The third cake looks like some old green beans had the runs all over the pumpkin. Ugh.

Sharyn, that was a great serng!

And I vow to NEVER question the Jen, or her awesomeness.

November 15, 2012 | Unregistered CommenterTLC

Pumpkin sphincter says what?

November 15, 2012 | Unregistered CommenterI Smacked Him

OT: Browncoats 10th Anniversary F.T.W.

(we now return you to our regularly scheduled program)

Score:
Jen 3 (poop brulee, pumpkin with a sphincter, NEVER QUESTION THE JEN)
Shirley Fowley 1 (Calabashing)
Sharyn 4 (orangy poly, sphincter done with dollops, turkey you woud wallop, Swedish Chef)
kdot 1 (awesome offspring)
Ikwig 1 (good luck with the clever warning system)

mel the winner! (Fecal Cake Day) Yeah there were a ton of others in there. mel, but really- that's all I needed to know


p.s.
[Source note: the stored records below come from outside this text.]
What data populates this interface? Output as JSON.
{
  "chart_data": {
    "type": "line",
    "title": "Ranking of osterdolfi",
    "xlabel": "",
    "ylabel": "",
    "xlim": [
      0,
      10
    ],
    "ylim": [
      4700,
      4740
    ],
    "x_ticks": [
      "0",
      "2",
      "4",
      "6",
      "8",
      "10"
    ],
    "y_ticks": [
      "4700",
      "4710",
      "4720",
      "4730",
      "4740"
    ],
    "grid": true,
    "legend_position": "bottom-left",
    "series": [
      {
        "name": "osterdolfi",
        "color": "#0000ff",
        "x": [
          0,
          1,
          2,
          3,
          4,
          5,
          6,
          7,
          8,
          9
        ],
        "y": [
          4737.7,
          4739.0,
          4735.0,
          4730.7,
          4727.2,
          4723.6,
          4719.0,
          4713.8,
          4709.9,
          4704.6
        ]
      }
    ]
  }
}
I thought Craig was back and I was eagerly anticipating his rapier like wit. (SIGH) Theardare must have locked him in THE ROOM again.

November 15, 2012 | Unregistered CommenterBarbara Anne

The fifth one looks like a cross between poop and a bad toupee.

November 16, 2012 | Unregistered CommenterPrudynce

Well just when I thought I had seen all the weird poop pumpkins here come more lol. And now I am going to hide from the poo turkey cakes I just know are waiting for you to find. And get emailed with.. lol silly wreckerators.

November 16, 2012 | Unregistered CommenterArlene

Sara, more evidence of my comic past:

http://www.cakewrecks.com/home/2012/4/20/cake-wrecks-gets-the-munchies.html#comment17788158

November 16, 2012 | Unregistered CommenterHaiku Joy

Haha this is brilliant. I can't even...where is my appetite? What is lunch? You need to do a Cakewrecks Diet Thanksgiving Special, to keep us out of the pumpkin strussel pies. UGH

And Sharyn, fantastic as always! :D hahaha

November 16, 2012 | Unregistered CommenterStoich91

Keep making "ERMERGERD" or 'ERMERGOURD" or any combination jokes. They will ALWAYS make me laugh out loud!

November 20, 2012 | Unregistered CommenterTrudy

The stars must be right, for I'm seeing a Cthulhu theme in #2 & #3, what with the tentacles and all. Of course, they're pretty much all on a #2 theme, but, hey. Love is a many-sphinctered thing, and, so, apparently are pumpkins. At least now we know where all the poo is coming from.

November 27, 2012 | Unregistered Commenterrocketride

Help! I'm laughing so hard I'm crying!!!

December 3, 2012 | Unregistered CommenterRobyn

Three also has a whole, green, floppy octopus sprawled on top.

February 7, 2013 | Unregistered CommenterWreckophile #1

Are these seriously professional cakes? How do these people get/keep their jobs???